Essai de semis de maïs le 11 avril en direct dans le couvert détruit le 15 mars avec 2 L/ha de glyphosate. Le reste de la parcelle sera semé dans les jours qui viennent quand le sol sera ressuyé (pluie de 9 mm le 15 avril).

Vidéo du semis (.wmv ; 500 ko) ; détail du semis (460 ko)

 

De l'ammonitrate est incorporé à 20 cm sous la ligne de semis avec les " delimbes " fixés sur le fissurateur. On aperçoit des grains sur la photo, et on constate bien que le sol n'est pas bouleversé.

Le fissurateur (photo) est équipé d'une dent particulière, une pointe qui pénètre grâce au poids de tout l’appareil. L'étançon crée une onde de choc dans le sol afin de le fissurer, puis le passage d'ailettes soulève un peu le sol sans bouleverser les horizons.

La fermeture est assurée par 2 disques gaufrés (photo) referment le passage de la dent ; ils sont entraînés par des bandes de roulements qui rappuient le sol. Celles-ci sont d'un diamètre inférieur à celui des disques : ces derniers tournent donc plus vite que la vitesse d'avancement et créent de la terre fine.

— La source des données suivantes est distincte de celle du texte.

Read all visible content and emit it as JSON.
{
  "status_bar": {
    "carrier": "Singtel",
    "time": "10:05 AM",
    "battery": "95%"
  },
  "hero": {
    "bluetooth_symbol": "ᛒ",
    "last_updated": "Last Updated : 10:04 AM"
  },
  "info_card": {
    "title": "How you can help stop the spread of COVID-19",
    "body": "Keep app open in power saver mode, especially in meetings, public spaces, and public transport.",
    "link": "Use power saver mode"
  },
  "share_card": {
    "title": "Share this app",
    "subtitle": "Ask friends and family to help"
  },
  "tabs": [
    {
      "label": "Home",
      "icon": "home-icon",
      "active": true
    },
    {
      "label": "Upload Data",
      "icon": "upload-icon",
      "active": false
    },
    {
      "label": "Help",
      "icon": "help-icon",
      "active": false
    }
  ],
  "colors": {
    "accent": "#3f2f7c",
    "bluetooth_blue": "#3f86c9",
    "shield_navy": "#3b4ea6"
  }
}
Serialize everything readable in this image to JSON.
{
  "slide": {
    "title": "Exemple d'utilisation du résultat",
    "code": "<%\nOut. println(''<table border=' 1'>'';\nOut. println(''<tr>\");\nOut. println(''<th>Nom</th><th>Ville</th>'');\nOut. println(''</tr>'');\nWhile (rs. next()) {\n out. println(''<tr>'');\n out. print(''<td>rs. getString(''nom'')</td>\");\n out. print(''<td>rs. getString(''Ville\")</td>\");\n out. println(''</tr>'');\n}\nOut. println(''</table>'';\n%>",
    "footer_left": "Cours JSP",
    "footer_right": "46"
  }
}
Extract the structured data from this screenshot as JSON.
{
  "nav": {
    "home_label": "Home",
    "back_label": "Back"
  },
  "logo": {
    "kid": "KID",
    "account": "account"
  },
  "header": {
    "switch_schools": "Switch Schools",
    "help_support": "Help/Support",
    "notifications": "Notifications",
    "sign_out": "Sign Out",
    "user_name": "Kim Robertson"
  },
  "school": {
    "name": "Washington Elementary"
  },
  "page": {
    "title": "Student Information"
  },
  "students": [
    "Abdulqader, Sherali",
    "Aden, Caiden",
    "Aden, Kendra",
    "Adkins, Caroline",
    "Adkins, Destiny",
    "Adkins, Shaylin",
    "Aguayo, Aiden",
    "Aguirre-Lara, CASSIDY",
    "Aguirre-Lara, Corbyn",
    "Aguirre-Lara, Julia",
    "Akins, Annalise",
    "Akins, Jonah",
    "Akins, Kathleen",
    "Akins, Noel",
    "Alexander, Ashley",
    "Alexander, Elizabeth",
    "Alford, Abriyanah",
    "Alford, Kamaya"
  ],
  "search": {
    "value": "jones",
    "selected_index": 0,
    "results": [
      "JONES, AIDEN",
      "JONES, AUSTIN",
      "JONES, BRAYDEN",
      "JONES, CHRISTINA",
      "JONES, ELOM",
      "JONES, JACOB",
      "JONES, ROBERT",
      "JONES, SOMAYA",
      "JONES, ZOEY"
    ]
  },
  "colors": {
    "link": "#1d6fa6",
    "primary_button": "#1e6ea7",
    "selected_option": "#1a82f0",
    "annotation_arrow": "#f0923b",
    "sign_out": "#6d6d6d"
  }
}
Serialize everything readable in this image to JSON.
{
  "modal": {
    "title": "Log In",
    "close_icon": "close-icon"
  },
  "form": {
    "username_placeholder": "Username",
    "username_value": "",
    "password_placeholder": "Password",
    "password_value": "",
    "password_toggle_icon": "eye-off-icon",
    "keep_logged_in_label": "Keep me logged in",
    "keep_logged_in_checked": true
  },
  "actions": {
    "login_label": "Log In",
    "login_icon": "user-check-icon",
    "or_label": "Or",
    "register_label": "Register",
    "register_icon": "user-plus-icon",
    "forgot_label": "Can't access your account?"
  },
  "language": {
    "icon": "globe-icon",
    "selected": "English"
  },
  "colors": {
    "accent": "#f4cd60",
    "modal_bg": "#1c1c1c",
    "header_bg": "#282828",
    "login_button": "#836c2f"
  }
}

Le semoir est un NX équipé de chasses-débris, d'un disque gaufré qui prépare le lit de semence, une roue inox qui rappuie la graine puis des roues crénelées pour bien fermer la ligne de semis.

 

Février 2006

Un petit profil permet de constater le formidable travail des racines et des vers de terre malgré un couvert qui semble peu développé. On retrouve facilement des racines à + de 60 cm de profondeur, avec un chevelu racinaire qui a bien préparé le futur lit de semence. On observe cependant une zone plus compactée entre 10 et 25 cm, d'où l'intérêt d'utiliser un fissurateur dans ce type de terre 1 année sur 3 ou 4 dans la rotation.

Janvier 2006

Apport d'un mélange de 10 t/ha de fumier volaille + 25 t/ha de fumier de bovins début février sur un sol avec une bonne portance. Cet apport précoce « booste » un peu le couvert, et permet au fumier d'être bien décomposé au moment du semis. 

Octobre 2005

Parcelle en précédent orge d’hiver (paille enlevé), semis direct d'un couvert le 12 septembre avec un Unidrill.  

Mélange : 20 kg/ha d'avoine hiver, 20 kg/ha de seigle, 10 kg/ha de vesce, 2,5 kg/ha de moutarde, 3 kg/ha de phacélie. Le semis à été tardif à cause de la sécheresse mais la faible végétation en surface permet peut-être un réchauffement plus rapide au printemps.